Alosa chrysochloris (Rafinesque, 1820)

Description


Dorsal spines (total): 0; Anal spines: 0. Belly with a distinct keel of scutes. Lower jaw not rising steeply within mouth; teeth prominent at front of lower jaw. Lower gill rakers slender. Back bluish green, abruptly changing to silver on flank; no dark spot at shoulder.

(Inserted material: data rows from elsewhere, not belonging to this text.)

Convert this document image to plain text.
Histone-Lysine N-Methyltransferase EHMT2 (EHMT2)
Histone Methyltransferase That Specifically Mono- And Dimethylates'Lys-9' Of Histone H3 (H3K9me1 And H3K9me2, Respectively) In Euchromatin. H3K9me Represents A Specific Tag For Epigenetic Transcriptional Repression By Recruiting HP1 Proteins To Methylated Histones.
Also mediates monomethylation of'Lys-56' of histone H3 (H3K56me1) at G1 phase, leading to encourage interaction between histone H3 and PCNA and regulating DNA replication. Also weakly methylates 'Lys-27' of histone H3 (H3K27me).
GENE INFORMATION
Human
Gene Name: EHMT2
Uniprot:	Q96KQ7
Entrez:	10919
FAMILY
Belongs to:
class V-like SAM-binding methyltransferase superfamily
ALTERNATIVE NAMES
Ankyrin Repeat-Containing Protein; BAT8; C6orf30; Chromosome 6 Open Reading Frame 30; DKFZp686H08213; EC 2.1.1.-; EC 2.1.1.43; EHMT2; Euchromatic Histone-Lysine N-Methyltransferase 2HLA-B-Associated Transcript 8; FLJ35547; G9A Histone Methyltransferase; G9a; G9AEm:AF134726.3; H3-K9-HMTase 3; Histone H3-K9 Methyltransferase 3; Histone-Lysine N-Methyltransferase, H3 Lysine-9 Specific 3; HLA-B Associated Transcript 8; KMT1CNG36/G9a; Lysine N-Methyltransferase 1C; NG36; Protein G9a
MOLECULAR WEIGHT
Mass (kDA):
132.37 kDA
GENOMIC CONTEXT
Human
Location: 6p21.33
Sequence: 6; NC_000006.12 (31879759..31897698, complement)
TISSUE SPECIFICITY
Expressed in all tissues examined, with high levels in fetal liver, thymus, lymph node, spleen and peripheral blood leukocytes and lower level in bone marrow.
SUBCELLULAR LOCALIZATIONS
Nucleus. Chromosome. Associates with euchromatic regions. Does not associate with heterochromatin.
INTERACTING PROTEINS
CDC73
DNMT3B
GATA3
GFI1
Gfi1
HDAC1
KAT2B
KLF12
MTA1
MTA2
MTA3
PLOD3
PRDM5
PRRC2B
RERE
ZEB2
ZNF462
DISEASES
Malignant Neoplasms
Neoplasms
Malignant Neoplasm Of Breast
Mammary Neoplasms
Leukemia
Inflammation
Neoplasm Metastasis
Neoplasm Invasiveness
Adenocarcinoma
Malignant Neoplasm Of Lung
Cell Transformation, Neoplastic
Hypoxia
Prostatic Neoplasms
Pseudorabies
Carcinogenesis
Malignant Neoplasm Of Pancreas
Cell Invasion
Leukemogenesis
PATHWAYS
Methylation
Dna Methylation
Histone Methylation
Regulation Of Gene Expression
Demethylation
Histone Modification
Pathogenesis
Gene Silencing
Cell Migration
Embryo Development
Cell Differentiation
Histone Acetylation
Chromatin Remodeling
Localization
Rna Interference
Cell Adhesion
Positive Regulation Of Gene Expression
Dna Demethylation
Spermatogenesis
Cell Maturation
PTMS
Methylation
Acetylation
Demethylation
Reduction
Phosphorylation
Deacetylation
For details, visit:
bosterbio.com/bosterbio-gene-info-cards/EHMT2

Closely resembles A. mediocris of Atlantic coasts, which has no upper and weak lower jaw teeth, a dark shoulder spot and the body deeper than head length (Ref. 188).

Taxonomic Hierarchy


Kingdom: Animalia

Phylum: Chordata

Class: Teleostei

Order: Clupeiformes

Family: Alosidae

Genus: Alosa

Species: Alosa chrysochloris (Rafinesque, 1820)

Climate Zone


  • Subtropical
  • Location


  • Western Central Atlantic: Gulf of Mexico (from Corpus Christi in Texas eastward to Pensacola in Florida; also in rivers, e.g. Mississippi and Ohio Rivers to Minnesota, Wisconsin and Pennsylvania).
  • Biology


    Generally present in coastal marine water (Ref. 37039). Enter brackish- and freshwaters, but perhaps not always or not consistently anadromous (Ref. 188), although strongly migratory within rivers (Ref. 10294) , mostly in fast-flowing water where they are renowned for leaping. Feed on small fishes, the juveniles on insects. Spawning times and places not certain. Adults serve as hosts to the larvae (glochidia) of the economically valuable pearly mussel (Fusconaia ebena) of the Mississippi basin (Ref. 188).